If I’m to target my images for 4K displays, I should be able to use the Tamron 28-300mm or almost any other lens on my 6D body and have just enough sharpness across most of its focal length and aperture ranges to achieve the desired results by using the lens at, or closer to, its sweet spot to attain more sharpness. That reduces the usability of the lens for low light conditions, narrow depth of field or fast moving objects to some extent as stopping down to F8 not only has a huge depth of field, but also loses five stops of light compared to the Sigma 50mm wide open. Five stops means a longer shutter speed (1/100 becomes 1/3) causing blur or higher ISO setting (100 becomes 3200) or a mix of both (eg ISO 1600 at 1/50). If I already needed a high ISO setting and slow shutter speed before stopping down, I’d end up with an image I cannot use because it is under exposed, too noisy or too blurry. Clearly not a good choice for low light work. The Sigma would be a lot better under those conditions but would not have the versatility of the Tamrons’ focal length range.

If I’m to target my images for 8K displays, I’ll need to use the highest resolution sensor I can find for my full frame lenses. Today that is Canon’s 50MP sensor. That still only allows me to use some of my acceptable quality lenses, and only at their sweet spots assuming perfect technique. Alternatively, I’ll need to use some of the better or ideal quality lenses to achieve the desired results. Neither the sensor nor desired lenses fall within my budget today. So I guess 8K will have to wait a bit.
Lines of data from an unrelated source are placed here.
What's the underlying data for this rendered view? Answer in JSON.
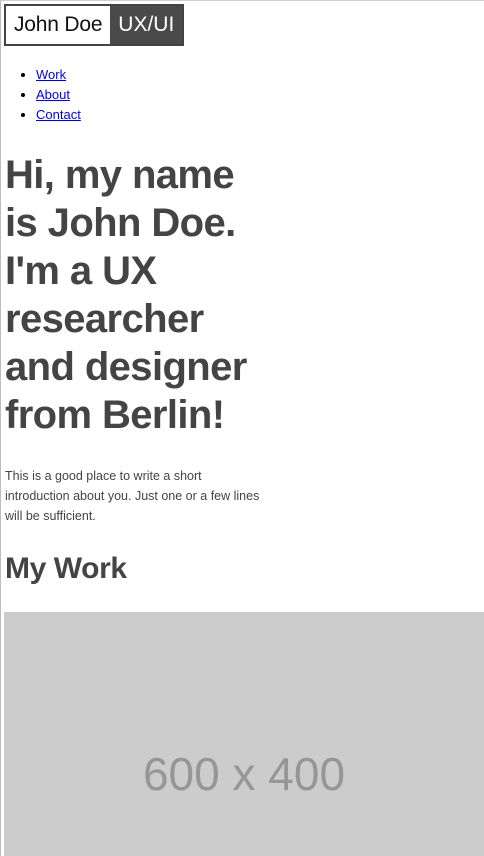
{
  "logo": {
    "name": "John Doe",
    "role": "UX/UI"
  },
  "nav": {
    "items": [
      {
        "label": "Work"
      },
      {
        "label": "About"
      },
      {
        "label": "Contact"
      }
    ]
  },
  "hero": {
    "title": "Hi, my name is John Doe. I'm a UX researcher and designer from Berlin!",
    "intro": "This is a good place to write a short introduction about you. Just one or a few lines will be sufficient."
  },
  "work": {
    "title": "My Work",
    "placeholder_label": "600 x 400"
  },
  "colors": {
    "text": "#444444",
    "link": "#0000ee",
    "placeholder_bg": "#cccccc",
    "placeholder_text": "#969696",
    "logo_role_bg": "#4a4a4a"
  }
}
Putting such demands on your images does mean that the usability of various lenses is reduced to the point where you’d rather not use some of those lenses at all, or you need to follow the new trend of soft, blurry images and call it artistic fine art.

Therefore, I tend to buy only lenses that are affordable, that can achieve the results I’m looking for, and that I know I’ll use a lot. By not buying the poorer quality lenses, I save money and learn to work with what I have. If I need a particular lens for only one shoot in a year, then it is better to rent it.